Attualità, Filosofia

Io, mondo, uomo.

Antropologia e distopia.

Cornelio Fabro, filosofo cattolico semi dimenticato nel 1969, scrisse (nel testo a commento della filosofia di Severino che contribuì al suo allontanamento della Cattolica) de “ l’uomo-fenomeno nella sua avventura storica”, che ha abbandonato la religione e filosofia verso la mitizzazione della scienza. Giovanni Maria Bertin, pedagogista, altrettanto dimenticato, nel 1968 scriveva “La civiltà sembra essere caratterizzata dal prepotere del consumo, anziché dal rispetto della dignità e dalla preoccupazione di liberare l’uomo. Lo sforzo massimo è in essi rivolto ad intensificare la produzione e ad allargare i mercati, in modo da elevare i profitti e (subordinatamente) elevare la capacità di acquisto delle masse lavoratrici affinché queste consumino sempre di più (…)

Questo potrebbe dire qualcosa dell’uomo dei nostri giorni, anche se son passati più di 50 anni.

Il Novecento soprattutto, è stato il secolo del materialismo economico, beni, produzione, mercato, consumo,  e dello scavare nel torbido, scrutare nel meandri del basso animalesco umano, scandagliare l’abisso per la consapevolezza del senso di colpa totalizzante e paralizzante, falsamente liberatorio. Il materialismo dialettico ha dominato il pensiero filosofico politico del Novecento fino al 1990 per poi decadere sommerso dai frutti da una prassi politica ed economica criminale e affamante. L’attualità frutto di quel secolo appare in quelle che  sembrano le tendenze filosofiche del nuovo millennio: scientismo assolutista e prevalenza di istinti biologici. E’ stato anche altro, il Novecento, ma questo è ciò che ne rimane oggi.

Società, informazione, cultura, politica, tecnologia, lavoro, giovani, educazione, economia, nessuno di questi ambiti si può dire al riparo da un’idea di crisi che permea tutto il nostro mondo della vita quotidiana e il nostro pensare la realtà. La nostra visione del mondo appare velata da uno schermo di mancanza di senso o peggio da una privazione di prospettiva.

Una società sempre più liquida, un’informazione così caotica che nemmeno l’idea di fake news riesce a contenerla e a garantire un discrimine, un generale ripensamento dei valori sociali e dell’etica, accelerazione dello sviluppo tecnologico e della sua pervasività, precarietà e prevalenza dell’economico, spaesamento cinismo e deprivazione del valore umano della relazione. Pandemia e guerre.

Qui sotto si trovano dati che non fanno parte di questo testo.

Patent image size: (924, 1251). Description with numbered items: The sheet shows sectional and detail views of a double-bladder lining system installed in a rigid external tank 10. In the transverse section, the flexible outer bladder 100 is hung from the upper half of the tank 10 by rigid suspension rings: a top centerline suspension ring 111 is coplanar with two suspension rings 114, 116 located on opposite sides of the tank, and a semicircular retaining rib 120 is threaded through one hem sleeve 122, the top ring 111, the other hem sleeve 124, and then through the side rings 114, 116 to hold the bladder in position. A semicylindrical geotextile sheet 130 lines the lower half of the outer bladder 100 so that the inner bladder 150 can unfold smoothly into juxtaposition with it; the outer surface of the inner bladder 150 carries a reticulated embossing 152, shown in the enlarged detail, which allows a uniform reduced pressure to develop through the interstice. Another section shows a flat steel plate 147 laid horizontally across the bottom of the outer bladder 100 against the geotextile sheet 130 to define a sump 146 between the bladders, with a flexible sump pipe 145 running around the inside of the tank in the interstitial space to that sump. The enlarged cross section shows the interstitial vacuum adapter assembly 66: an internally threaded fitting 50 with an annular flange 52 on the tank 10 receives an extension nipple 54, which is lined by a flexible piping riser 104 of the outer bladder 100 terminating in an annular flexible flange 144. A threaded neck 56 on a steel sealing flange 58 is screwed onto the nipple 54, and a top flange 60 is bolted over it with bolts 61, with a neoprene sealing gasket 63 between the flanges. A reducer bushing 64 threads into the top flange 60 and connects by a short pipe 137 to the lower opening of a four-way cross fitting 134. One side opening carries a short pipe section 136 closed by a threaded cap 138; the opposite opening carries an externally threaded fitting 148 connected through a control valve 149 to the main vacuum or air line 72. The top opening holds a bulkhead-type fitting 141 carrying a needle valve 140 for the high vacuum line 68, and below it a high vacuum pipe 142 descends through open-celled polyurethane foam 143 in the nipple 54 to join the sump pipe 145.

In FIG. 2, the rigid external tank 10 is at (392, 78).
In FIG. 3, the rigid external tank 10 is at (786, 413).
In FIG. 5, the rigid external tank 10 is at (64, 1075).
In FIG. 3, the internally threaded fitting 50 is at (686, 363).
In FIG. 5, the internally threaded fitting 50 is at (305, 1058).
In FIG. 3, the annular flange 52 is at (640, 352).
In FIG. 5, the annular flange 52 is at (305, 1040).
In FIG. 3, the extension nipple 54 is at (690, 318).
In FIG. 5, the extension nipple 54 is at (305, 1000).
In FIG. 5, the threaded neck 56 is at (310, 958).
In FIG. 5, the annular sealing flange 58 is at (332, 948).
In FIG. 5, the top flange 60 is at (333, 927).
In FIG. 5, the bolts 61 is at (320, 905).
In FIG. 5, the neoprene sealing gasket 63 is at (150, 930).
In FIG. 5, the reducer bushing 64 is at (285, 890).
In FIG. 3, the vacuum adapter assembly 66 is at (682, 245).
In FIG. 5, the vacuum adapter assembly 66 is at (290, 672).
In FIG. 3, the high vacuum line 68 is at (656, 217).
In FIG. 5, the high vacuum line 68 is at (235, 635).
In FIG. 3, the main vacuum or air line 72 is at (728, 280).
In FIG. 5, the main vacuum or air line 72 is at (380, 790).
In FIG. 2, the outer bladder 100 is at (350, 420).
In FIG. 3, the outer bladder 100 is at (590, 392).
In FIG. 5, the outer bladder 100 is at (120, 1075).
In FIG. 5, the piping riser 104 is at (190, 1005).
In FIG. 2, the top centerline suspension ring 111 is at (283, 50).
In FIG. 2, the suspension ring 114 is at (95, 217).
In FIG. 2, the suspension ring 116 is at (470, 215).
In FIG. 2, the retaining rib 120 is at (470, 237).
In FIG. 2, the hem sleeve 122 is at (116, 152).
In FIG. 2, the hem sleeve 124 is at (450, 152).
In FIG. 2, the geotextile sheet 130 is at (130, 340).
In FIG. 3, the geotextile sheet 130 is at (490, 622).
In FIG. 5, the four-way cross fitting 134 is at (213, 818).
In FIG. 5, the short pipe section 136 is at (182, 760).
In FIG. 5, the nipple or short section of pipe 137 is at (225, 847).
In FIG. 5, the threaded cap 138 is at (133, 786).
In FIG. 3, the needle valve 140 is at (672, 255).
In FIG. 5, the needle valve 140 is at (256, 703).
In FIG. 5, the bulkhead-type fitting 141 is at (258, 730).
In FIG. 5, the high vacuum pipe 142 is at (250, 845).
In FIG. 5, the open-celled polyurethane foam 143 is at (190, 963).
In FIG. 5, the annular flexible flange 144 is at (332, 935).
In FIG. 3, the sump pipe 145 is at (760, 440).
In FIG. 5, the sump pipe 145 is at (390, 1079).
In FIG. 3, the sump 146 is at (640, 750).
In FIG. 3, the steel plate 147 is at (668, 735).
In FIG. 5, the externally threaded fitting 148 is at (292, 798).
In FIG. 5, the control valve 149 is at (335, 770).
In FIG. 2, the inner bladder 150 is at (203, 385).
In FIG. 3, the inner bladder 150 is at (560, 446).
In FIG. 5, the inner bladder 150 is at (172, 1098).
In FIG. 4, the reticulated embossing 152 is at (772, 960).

Il tempo sta cambiando. L’agire umano e l’esperienza perdono il loro primato nella complessità e nella scala dell’organizzazione sociale di oggi. Ibania, la città del controllo totale, occhiuto e pervasivo, è realtà. Gli attori protagonisti sono invece sistemi complessi, infrastrutture e reti in cui il futuro sostituisce il presente come condizione strutturante del tempo.

I dispositivi digitali hanno cambiato gli uomini e il loro modo di pensare. Alla comunicazione in presenza, alla capacità di analisi e alla visione del futuro si sono sostituiti interlocutori fantasmatici immersi in un presente continuo ossessivo e sempre visualizzabile in immagini memetiche  attraverso uno schermo. Governato da un algoritmo. Il soggetto è parte uno sciame digitale di individui anonimi e isolati, che si muovono disordinati e imprevedibili come insetti mutanti. Ci si interroga su ciò che accade quando una società – la nostra – rinuncia al racconto di sé per contare i “mi piace”, quando il privato esibito si trasforma in un pubblico che cannibalizza l’intimità e la privacy. E su cosa accade ad una società che mistifica la virtù in nome del performabile. E su che cosa comporta abdicare al significato e al senso per un’informazione reperibile sempre sincronicamente ma spesso deforme e inaffidabile.

La visione positiva della vita vissuta e autentica vista come vivere bene, nella dignità, negli affetti, nei propri valori, in una condizione nella quale ognuno possa esprimere liberamente e profondamente se stesso, in un clima di reciproco riconoscimento, sembra svanire come sogno o illusione, utopia.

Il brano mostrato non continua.